In June 2012, a Syndex study of the Belgian steelworks prompted trade unions to renew their arguments that the manufacturer could afford to keep the site open. “There is a future for steel and Liège,” the study said.
‘Responding to challenges’
In response, ArcelorMittal explained to Steel First that, over the past four years, it has “had to respond to the challenges of the global financial crisis and the subsequent eurozone crisis”.
“This has included taking measures to adapt our operating footprint to the demands of the new reality,” it said.
“While the steps we have taken have been difficult for those concerned, they have been the right steps to protect our business, given the difficult operating challenges in Europe,” it added.
Lakshmi Mittal, the company’s ceo, has highlighted automotive steels, sheet piling, mechanical tube and heavy hot rolled coil as sectors where the company, the world’s largest steel producer, has a competitive edge.
“What [Lakshmi] Mittal doesn’t understand is that Europe needs capacities to remain, so that we have them in the future when demand finally picks up again,” Urbina suggested.
“Otherwise, we are going to have to rely on imports, which would be inefficient and counter-productive for European steel,” he said. “It is a sin to import when we’ve got all the resources we need right here in Europe.”
Steel demand in Europe in 2020, ArcelorMittal said, “will still be 15% below 2007 levels. We have enough existing capacity in Europe to meet any increase in demand in the medium term.”
While cutting costs and jobs is the most common method adopted to reduce costs in today’s economic climate, Urbina maintained that this was not the best way forward to safeguard the future of the steel industry in Spain and Europe.
“The key to improving business in Europe and Spain will not come through lowering employee salaries and/or working hours,” Urbina told Steel First.
“What the steel sector needs is greater flexibility and a real action plan. We want a plan that includes social dialogue [and] participation, and under which companies can feel safe and positive enough to carry on working in Europe,” he added.
Greater protection for employees was a crucial factor for the future of European and Spanish steel, Urbina said, adding that the reform of Spanish labour legislation in 2012 had been a “disaster” and had left workers with fewer rights than before.

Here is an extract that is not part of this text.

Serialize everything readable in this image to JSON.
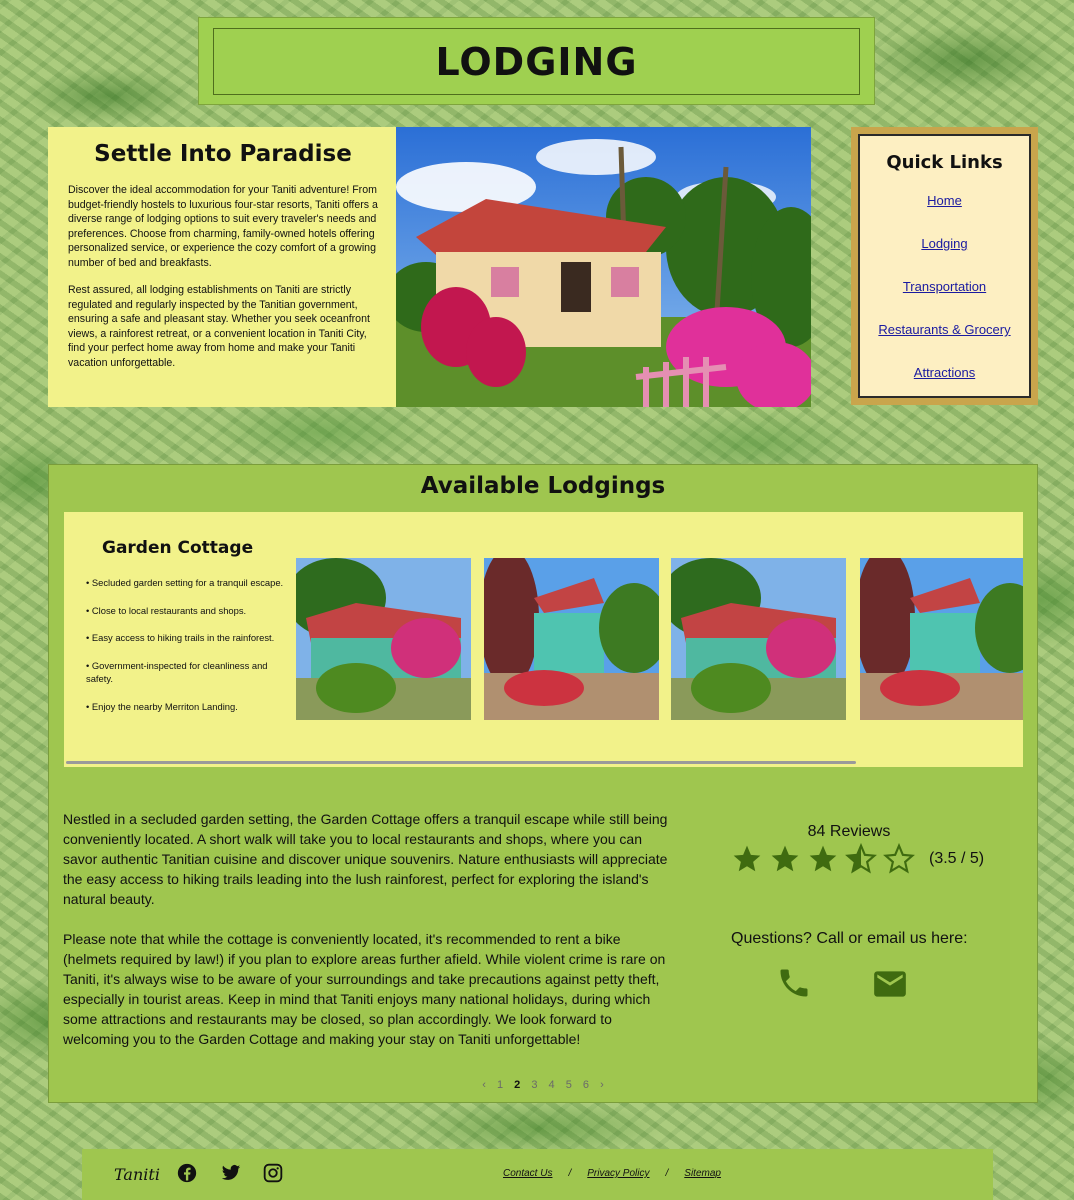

In July last year, EU Commissioner Antonio Tajani announced that a new working group focusing on the European steel sector will be established by the European Commission.
Tajani said that he will “invite the steel industry in order to hear their problems and then propose a European strategy to defend the industry”.
“UGT-MCA fully supports the efforts of Commissioner Tajani to devise a steel action plan,” Urbina said. “We need something to ensure that steel remains a strong industry within Europe.”
The Spanish metalworkers’ trade union, UGT-MCA, does not believe that the steps being taken by global steelmaker ArcelorMittal to cut costs at its operations across Europe will improve the state of the steel industry.